The two officers took a series of photographs of the sisters after they were assigned to guard the murder scene overnight, a court at the Old Bailey heard this morning.
An investigation found that the pair left their posts manning the scene’s cordon and approached the sisters’ bodies – risking contamination of the crime scene – in order to take the photographs of the girls, who they described as “dead birds”.
Lewis – who took two photographs – then edited one of the pictures by superimposing his face onto a photograph of the victims, before sending the image to Jaffer, who forwarded it unsolicited to a female officer who was also present at the scene.
Jaffer – who took four photographs in total – showed one of the photos of the victims to a male officer as they left the park.
The court also heard how a picture of the crime scene – not featuring the sisters’ bodies – was shared by Lewis on a WhatsApp group of more than 40 fellow police officers.
Credit: Shutterstock
Speaking in court this morning, Judge Mark Lucraft QC, the Recorder of London, said both officers should expect jail terms “of some length” when they return to the Old Bailey for sentencing in December.
“You took photos of the bodies, you superimposed the face of another and sent the images to others,” Lucraft said. “These matters are extremely serious.
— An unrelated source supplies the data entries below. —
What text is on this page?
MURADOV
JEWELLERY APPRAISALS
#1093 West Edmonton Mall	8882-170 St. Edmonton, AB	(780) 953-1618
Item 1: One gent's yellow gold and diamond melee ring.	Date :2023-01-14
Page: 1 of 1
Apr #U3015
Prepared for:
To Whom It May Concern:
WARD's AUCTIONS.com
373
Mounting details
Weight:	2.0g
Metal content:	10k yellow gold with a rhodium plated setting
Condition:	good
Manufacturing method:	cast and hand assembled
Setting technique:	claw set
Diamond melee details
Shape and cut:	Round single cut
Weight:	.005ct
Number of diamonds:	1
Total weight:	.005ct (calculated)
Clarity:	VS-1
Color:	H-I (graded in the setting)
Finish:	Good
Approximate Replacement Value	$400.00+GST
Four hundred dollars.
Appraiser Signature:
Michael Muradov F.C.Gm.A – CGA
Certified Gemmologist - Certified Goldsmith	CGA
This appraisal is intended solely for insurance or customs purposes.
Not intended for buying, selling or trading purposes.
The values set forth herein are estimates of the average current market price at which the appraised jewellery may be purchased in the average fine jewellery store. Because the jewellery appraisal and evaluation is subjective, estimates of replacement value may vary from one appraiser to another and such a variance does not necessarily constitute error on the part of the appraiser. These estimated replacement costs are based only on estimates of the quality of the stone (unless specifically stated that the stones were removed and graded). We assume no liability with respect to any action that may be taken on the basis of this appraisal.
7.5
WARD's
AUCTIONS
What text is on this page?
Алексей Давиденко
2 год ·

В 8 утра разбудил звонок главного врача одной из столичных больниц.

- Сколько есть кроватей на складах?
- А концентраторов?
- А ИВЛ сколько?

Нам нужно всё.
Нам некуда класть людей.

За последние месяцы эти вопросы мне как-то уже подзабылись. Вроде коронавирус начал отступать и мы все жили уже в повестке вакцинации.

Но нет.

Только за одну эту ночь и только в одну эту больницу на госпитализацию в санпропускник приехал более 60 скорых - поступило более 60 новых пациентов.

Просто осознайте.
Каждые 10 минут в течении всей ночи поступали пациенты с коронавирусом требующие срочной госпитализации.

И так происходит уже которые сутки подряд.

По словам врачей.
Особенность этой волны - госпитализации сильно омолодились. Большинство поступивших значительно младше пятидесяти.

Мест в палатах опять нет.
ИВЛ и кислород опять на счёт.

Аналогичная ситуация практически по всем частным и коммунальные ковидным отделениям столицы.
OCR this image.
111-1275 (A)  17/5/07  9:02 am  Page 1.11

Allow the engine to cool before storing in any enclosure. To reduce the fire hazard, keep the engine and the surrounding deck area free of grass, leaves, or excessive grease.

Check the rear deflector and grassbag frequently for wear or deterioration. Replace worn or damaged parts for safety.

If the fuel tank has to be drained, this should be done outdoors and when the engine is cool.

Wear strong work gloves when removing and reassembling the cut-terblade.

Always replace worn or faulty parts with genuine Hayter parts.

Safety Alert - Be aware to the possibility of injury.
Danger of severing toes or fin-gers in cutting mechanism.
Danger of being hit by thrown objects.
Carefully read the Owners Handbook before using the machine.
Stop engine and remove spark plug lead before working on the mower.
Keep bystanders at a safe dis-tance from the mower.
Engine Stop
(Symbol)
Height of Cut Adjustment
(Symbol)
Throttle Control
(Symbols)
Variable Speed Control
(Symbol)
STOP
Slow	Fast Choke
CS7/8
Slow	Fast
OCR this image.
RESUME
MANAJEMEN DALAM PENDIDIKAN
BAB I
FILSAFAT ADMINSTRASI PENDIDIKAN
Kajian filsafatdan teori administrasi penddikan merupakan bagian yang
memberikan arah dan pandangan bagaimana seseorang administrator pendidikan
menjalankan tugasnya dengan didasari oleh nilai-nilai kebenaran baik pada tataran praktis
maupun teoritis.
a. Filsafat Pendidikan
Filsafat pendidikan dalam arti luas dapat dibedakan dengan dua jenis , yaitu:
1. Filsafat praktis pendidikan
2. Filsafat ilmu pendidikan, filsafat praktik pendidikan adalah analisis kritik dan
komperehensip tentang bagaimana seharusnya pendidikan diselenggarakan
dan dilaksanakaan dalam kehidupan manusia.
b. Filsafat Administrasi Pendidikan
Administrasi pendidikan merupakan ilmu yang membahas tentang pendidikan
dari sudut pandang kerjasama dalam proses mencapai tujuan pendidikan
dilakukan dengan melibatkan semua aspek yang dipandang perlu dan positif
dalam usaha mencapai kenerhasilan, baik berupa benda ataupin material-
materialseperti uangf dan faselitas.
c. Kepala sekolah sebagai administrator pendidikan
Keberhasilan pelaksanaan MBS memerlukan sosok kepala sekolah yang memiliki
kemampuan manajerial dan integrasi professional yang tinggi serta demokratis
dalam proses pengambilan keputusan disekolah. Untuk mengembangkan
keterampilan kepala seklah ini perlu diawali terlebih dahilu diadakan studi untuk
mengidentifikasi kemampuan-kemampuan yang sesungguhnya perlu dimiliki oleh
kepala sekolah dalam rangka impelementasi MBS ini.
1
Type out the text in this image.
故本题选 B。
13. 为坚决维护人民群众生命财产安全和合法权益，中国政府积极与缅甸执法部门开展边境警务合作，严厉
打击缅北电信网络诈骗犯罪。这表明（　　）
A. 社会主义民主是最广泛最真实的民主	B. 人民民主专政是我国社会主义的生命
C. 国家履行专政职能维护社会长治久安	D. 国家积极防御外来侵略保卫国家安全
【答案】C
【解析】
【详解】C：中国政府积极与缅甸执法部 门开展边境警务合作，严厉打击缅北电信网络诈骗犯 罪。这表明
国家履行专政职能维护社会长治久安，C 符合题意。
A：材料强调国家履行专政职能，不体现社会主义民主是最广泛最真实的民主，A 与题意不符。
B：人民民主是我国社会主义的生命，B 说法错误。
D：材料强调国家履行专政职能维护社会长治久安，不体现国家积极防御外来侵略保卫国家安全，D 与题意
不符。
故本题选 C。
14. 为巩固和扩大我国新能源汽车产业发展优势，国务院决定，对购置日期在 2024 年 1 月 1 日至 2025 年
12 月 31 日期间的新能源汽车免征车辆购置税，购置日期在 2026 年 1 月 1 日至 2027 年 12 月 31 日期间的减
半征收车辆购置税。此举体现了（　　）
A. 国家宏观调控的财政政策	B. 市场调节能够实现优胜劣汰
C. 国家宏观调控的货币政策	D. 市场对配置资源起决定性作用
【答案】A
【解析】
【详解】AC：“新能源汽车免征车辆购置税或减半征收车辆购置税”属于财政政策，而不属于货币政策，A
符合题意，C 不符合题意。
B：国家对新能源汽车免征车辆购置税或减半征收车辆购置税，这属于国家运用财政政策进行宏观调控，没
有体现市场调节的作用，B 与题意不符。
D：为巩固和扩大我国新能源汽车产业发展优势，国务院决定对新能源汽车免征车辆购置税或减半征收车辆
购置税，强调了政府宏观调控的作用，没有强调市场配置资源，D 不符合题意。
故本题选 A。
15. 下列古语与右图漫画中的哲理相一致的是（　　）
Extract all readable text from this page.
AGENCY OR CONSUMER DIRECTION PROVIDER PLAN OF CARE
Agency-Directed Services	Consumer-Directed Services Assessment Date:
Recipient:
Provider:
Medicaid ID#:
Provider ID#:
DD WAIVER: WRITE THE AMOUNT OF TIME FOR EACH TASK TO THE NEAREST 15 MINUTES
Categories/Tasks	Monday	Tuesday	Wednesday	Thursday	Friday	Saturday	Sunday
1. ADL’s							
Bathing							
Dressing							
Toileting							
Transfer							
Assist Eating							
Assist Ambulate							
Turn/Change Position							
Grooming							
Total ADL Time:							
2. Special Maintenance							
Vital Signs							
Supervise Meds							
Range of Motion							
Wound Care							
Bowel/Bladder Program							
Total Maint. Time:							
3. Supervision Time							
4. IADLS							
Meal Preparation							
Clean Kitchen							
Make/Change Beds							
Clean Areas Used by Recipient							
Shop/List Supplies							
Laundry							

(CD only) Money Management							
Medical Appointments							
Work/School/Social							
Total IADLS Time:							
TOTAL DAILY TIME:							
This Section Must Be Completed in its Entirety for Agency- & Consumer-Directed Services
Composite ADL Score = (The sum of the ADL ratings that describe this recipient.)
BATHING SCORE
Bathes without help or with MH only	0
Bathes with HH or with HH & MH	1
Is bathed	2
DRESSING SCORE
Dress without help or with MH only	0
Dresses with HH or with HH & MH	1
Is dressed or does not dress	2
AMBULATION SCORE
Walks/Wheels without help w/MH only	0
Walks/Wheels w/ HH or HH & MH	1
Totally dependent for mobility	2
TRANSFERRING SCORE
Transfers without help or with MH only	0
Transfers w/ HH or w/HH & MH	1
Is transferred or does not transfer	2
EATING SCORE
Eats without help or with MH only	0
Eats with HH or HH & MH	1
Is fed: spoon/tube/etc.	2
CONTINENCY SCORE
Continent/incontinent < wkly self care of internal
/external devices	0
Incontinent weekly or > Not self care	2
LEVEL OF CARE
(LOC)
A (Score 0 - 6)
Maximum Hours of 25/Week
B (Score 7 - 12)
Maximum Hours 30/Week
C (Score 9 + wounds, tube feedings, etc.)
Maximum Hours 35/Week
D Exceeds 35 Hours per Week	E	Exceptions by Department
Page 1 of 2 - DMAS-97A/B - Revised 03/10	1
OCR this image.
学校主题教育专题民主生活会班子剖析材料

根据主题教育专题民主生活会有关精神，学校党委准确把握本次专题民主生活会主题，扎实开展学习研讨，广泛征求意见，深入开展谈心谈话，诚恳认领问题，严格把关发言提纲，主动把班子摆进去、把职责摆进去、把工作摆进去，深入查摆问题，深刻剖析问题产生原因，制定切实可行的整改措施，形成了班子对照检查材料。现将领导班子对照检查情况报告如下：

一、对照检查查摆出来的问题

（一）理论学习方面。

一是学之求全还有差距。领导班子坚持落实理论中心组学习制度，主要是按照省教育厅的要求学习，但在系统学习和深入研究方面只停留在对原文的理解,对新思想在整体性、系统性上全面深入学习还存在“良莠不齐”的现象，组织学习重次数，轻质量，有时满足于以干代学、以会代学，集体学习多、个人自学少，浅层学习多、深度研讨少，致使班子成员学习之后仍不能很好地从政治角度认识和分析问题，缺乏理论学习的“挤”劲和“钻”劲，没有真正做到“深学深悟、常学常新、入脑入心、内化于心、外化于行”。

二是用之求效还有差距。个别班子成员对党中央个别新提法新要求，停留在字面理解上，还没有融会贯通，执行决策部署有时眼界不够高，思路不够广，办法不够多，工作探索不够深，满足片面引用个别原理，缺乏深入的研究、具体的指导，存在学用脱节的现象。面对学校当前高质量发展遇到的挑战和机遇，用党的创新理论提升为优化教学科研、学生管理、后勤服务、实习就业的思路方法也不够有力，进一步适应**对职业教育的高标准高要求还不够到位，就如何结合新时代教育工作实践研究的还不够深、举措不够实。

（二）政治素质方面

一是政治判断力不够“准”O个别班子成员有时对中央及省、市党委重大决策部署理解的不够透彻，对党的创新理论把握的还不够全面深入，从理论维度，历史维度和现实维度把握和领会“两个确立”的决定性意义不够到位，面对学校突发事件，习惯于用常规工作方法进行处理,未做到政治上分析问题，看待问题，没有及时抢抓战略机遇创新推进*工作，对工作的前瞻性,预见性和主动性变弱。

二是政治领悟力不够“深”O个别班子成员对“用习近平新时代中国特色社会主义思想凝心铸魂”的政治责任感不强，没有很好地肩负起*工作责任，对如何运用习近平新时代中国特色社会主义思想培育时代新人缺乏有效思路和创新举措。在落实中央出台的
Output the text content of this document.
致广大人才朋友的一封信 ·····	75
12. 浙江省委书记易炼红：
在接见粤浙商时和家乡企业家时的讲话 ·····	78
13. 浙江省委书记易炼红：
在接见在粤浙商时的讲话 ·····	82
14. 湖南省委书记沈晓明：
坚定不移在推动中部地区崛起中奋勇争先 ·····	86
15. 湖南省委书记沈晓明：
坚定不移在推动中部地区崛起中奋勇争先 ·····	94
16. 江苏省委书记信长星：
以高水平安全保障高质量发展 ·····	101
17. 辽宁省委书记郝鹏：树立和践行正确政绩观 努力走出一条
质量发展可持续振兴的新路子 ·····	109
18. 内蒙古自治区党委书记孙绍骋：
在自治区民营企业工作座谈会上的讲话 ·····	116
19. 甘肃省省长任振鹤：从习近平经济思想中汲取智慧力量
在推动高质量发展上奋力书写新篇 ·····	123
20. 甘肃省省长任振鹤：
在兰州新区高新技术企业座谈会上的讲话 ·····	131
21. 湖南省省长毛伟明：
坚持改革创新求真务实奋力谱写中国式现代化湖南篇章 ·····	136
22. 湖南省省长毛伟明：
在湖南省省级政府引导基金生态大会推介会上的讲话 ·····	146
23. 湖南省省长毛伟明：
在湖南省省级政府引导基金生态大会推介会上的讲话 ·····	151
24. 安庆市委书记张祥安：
You should be under no illusion when you return for sentencing. It is extremely likely you will receive custodial sentences and custodial sentences of some length.”
Last week, Henry and Smallman’s killer, 19-year-old Danyal Hussein, was sentenced to a minimum of 35 years in prison for stabbing the sisters to death as part of a “campaign of vengeance” he launched against random women after he reportedly believed he’d signed a deal with a so-called demonic entity.
These officers were tasked with protecting a tragic crime scene, but instead they violated it for their own purposes
He dragged the sisters’ bodies into the undergrowth, where they were found by Smallman’s boyfriend around 36 hours later. It was after this point that Lewis and Jaffer took pictures of the scene and shared them with colleagues.
Paul Goddard, from the Crown Prosecution Service, said: “PC Jamie Lewis and PC Deniz Jaffer’s senseless conduct fell way below that to be expected from the police officers.
“These officers were tasked with protecting a tragic crime scene, but instead they violated it for their own purposes, with no regard to the dignity of the victims, or the harm they might do to a murder investigation.
Goddard continued: “Their thoughtless and insensitive actions have no doubt caused immeasurable further distress and pain to the heartbroken family and friends of Nicole Smallman and Bibaa Henry who were already left reeling from the loss of their loved ones. Our thoughts are very much with them at this time.”
These latest developments come just one week after the Metropolitan Police announced it would formally apologise to the family for its response to Henry and Smallman’s disappearance and murders last June, after a separate IOPC report found that the service provided to the family at the time was “below the standard that it should have been”.